In March 2020, the COVID-19 pandemic took the world by surprise and changed our lives intensely. As many people would tune into the news and see the daily number of new cases and deaths recorded increase, there was a sense of fear that centered around the uncertainty of death, isolation and loss of normalcy. As daunting as it seemed, these news outlets would always instill some hope into viewers’ minds after sharing the gruesome facts about the seriousness of this pandemic: the COVID-19 vaccine, a scientific solution proven with facts and data that has been in the works after the disease, Severe Acute Respiratory Syndrome (SARS), was discovered to be caused by the coronavirus in 2003. This glimmer of hope was so widely broadcasted to be the key back to normal life. So why is it that nearly 10 months after the vaccine became readily available to the public, countries around the world struggle to distribute it and have low vaccination rates?
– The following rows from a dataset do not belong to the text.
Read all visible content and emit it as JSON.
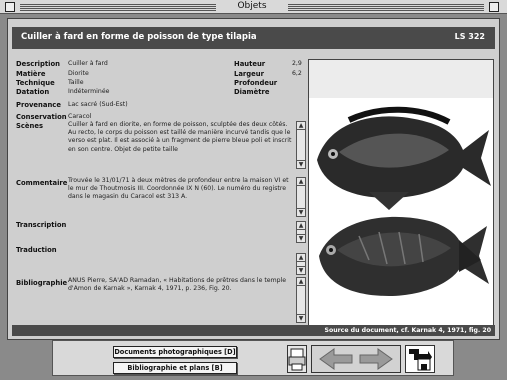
{
  "window": {
    "title": "Objets"
  },
  "header": {
    "title": "Cuiller à fard en forme de poisson de type tilapia",
    "code": "LS 322"
  },
  "fields": {
    "description": {
      "label": "Description",
      "value": "Cuiller à fard"
    },
    "matiere": {
      "label": "Matière",
      "value": "Diorite"
    },
    "technique": {
      "label": "Technique",
      "value": "Taille"
    },
    "datation": {
      "label": "Datation",
      "value": "Indéterminée"
    },
    "provenance": {
      "label": "Provenance",
      "value": "Lac sacré (Sud-Est)"
    },
    "conservation": {
      "label": "Conservation",
      "value": "Caracol"
    },
    "scenes": {
      "label": "Scènes",
      "value": "Cuiller à fard en diorite, en forme de poisson, sculptée des deux côtés. Au recto, le corps du poisson est taillé de manière incurvé tandis que le verso est plat. Il est associé à un fragment de pierre bleue poli et inscrit en son centre. Objet de petite taille"
    },
    "commentaire": {
      "label": "Commentaire",
      "value": "Trouvée le 31/01/71 à deux mètres de profondeur entre la maison VI et le mur de Thoutmosis III. Coordonnée IX N (60). Le numéro du registre dans le magasin du Caracol est 313 A."
    },
    "transcription": {
      "label": "Transcription",
      "value": ""
    },
    "traduction": {
      "label": "Traduction",
      "value": ""
    },
    "bibliographie": {
      "label": "Bibliographie",
      "value": "ANUS Pierre, SA'AD Ramadan, « Habitations de prêtres dans le temple d'Amon de Karnak », Karnak 4, 1971, p. 236, Fig. 20."
    }
  },
  "dimensions": {
    "hauteur": {
      "label": "Hauteur",
      "value": "2,9"
    },
    "largeur": {
      "label": "Largeur",
      "value": "6,2"
    },
    "profondeur": {
      "label": "Profondeur",
      "value": ""
    },
    "diametre": {
      "label": "Diamètre",
      "value": ""
    }
  },
  "image_caption": "Source du document, cf. Karnak 4, 1971, fig. 20",
  "buttons": {
    "photos": "Documents photographiques [D]",
    "biblio": "Bibliographie et plans [B]"
  },
  "icons": [
    "printer-icon",
    "previous-arrow-icon",
    "next-arrow-icon",
    "save-disk-icon"
  ],
  "colors": {
    "panel": "#cfcfcf",
    "header": "#4a4a4a",
    "background": "#8a8a8a"
  }
}
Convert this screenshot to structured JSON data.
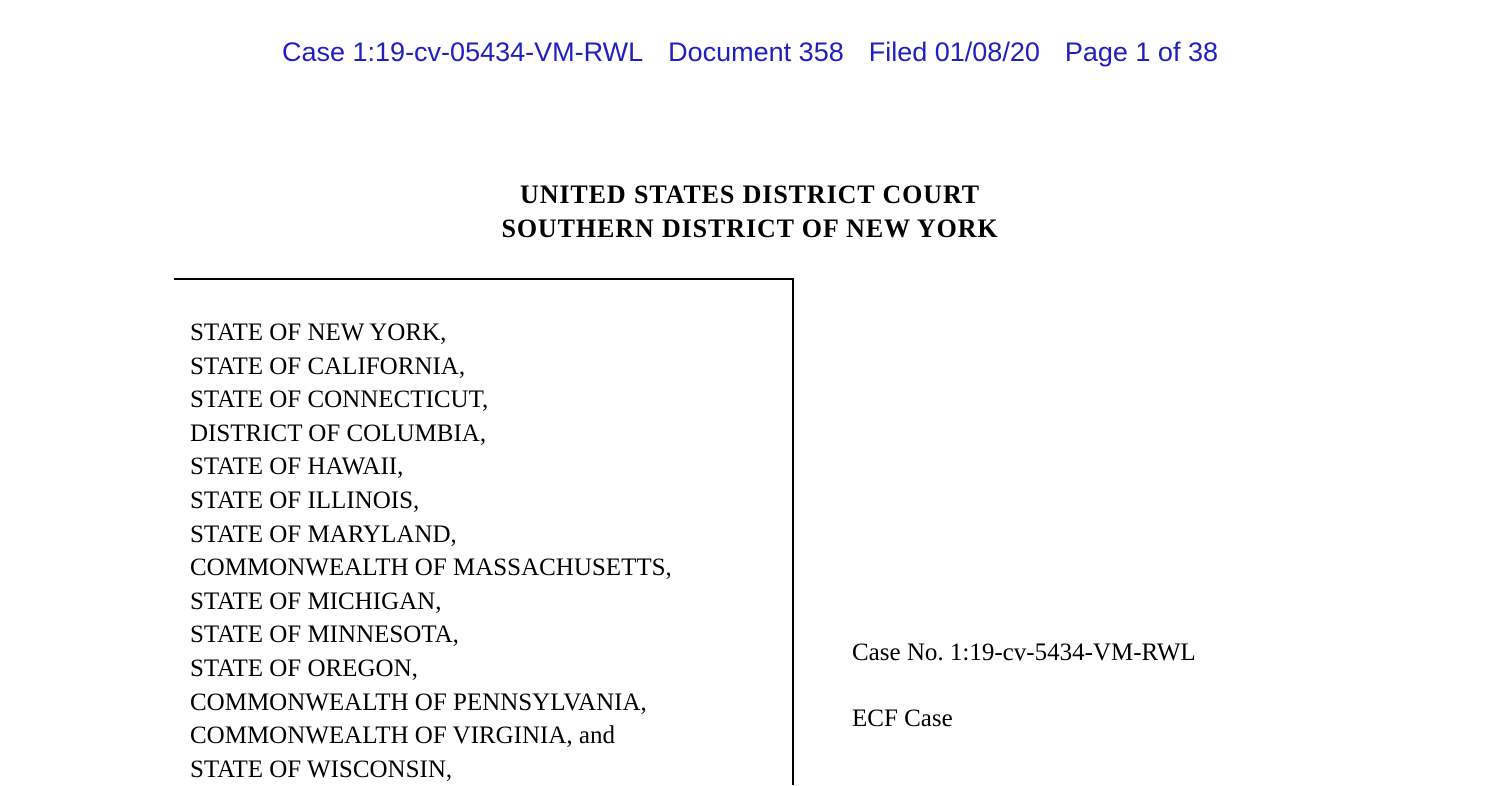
{
  "ecf_header": {
    "segments": [
      "Case 1:19-cv-05434-VM-RWL",
      "Document 358",
      "Filed 01/08/20",
      "Page 1 of 38"
    ],
    "color": "#2020c0"
  },
  "court_title": {
    "line1": "UNITED STATES DISTRICT COURT",
    "line2": "SOUTHERN DISTRICT OF NEW YORK"
  },
  "caption": {
    "plaintiffs": [
      "STATE OF NEW YORK,",
      "STATE OF CALIFORNIA,",
      "STATE OF CONNECTICUT,",
      "DISTRICT OF COLUMBIA,",
      "STATE OF HAWAII,",
      "STATE OF ILLINOIS,",
      "STATE OF MARYLAND,",
      "COMMONWEALTH OF MASSACHUSETTS,",
      "STATE OF MICHIGAN,",
      "STATE OF MINNESOTA,",
      "STATE OF OREGON,",
      "COMMONWEALTH OF PENNSYLVANIA,",
      "COMMONWEALTH OF VIRGINIA, and",
      "STATE OF WISCONSIN,"
    ]
  },
  "case_info": {
    "case_number": "Case No. 1:19-cv-5434-VM-RWL",
    "ecf_designation": "ECF Case"
  }
}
The answer to this lies in a term called global vaccine inequity. Vaccine equity refers to how all the people in the world should have equal access to the COVID-19 vaccine and the inequity explains how varied factors like socioeconomic status, race, gender and more interfere with this goal. While higher socioeconomic status countries like the United States continue to garner access to this vaccine and distribute it within their country and even throw away leftover doses, lower socioeconomic status countries in Africa and Asia struggle to vaccinate more than 5% of their population. As a result, these countries have damaging surges of different variants that leave them with horrific numbers of death and total cases.
World Health Organization (WHO) head, Dr. Tedros Adhanom, describes this vaccine inequity as a “moral catastrophe.” Richer countries like Israel, Canada, and the United States buy vaccine supplies for booster shots and shots for the younger population without leaving any to spare for the lower socioeconomic countries. Dr. Adhanom pleaded with the richer countries to donate these doses to less fortunate countries to help them combat this disease. Yet now, six months after this plea, the United States’ FDA is approving booster shots and is now distributing them to the older population, while destitute countries suffer with low vaccination rates and the spread of this disease.
I agree with Dr. Adhanom’s sentiment. This inequity is not something that is foreign to the world, and for a country as individualistic as the United States, it’s not surprising to see the lack of donation of this life-saving vaccine to disadvantaged countries. A simple example of this was in July 2021, when the world witnessed one of the worst COVID-19 surges in India. Every day, I would tune into the news and hear the horrifying numbers that India would report, reaching its peak at this time with 400,000+ cases in one day. Bodies were piling up outside to be cremated, contributing to the ongoing pollution crisis in India. Numbers were also predicted to be five times higher than what India was announcing due to the lack of reports. I was sitting down in my living room, looking at the TV, feeling hopeless as I watched my home country slowly fall apart economically, environmentally and collectively. As an 18-year-old in America, I was fully vaccinated while there were elderly people in India dying on makeshift beds outside of hospitals, all because India doesn’t have access to the decreasing vaccine supply.
Big pharmaceutical companies making these vaccines, such as Pfizer and Moderna, are playing a game of Monopoly with other countries to withhold information about the manufacturing process of the vaccine. A proposal given by the Trade Related Aspects of Intellectual Property Rights (TRIPS) spoke out about a crucial aspect of mandating a technology transfer of how to produce the vaccine. These big pharmaceutical companies and others with high influence, such as Bill Gates, are speaking against this policy to maintain the prices the U.S. is selling the vaccines at. This is because the U.S. wants to remain as the primary distributor of the vaccine and not have the competition of countries sell them at lower prices. With no other way of manufacturing vaccines themselves, and the heightened prices that the U.S. distributes them at, these underdeveloped countries are succumbing to the hands of the rich.
As the virus continues, it moves quicker than the distribution of vaccines globally. If these vaccines were equally distributed, family members, front line workers and high-risk people all around the world could have been vaccinated. As I urge everyone to get vaccinated, I also encourage everyone to donate a vaccination through GoGiveOne, a vaccination donation website sponsored by the World Health Organization. The pandemic will only continue to progress unless we all work together to eliminate vaccine inequity.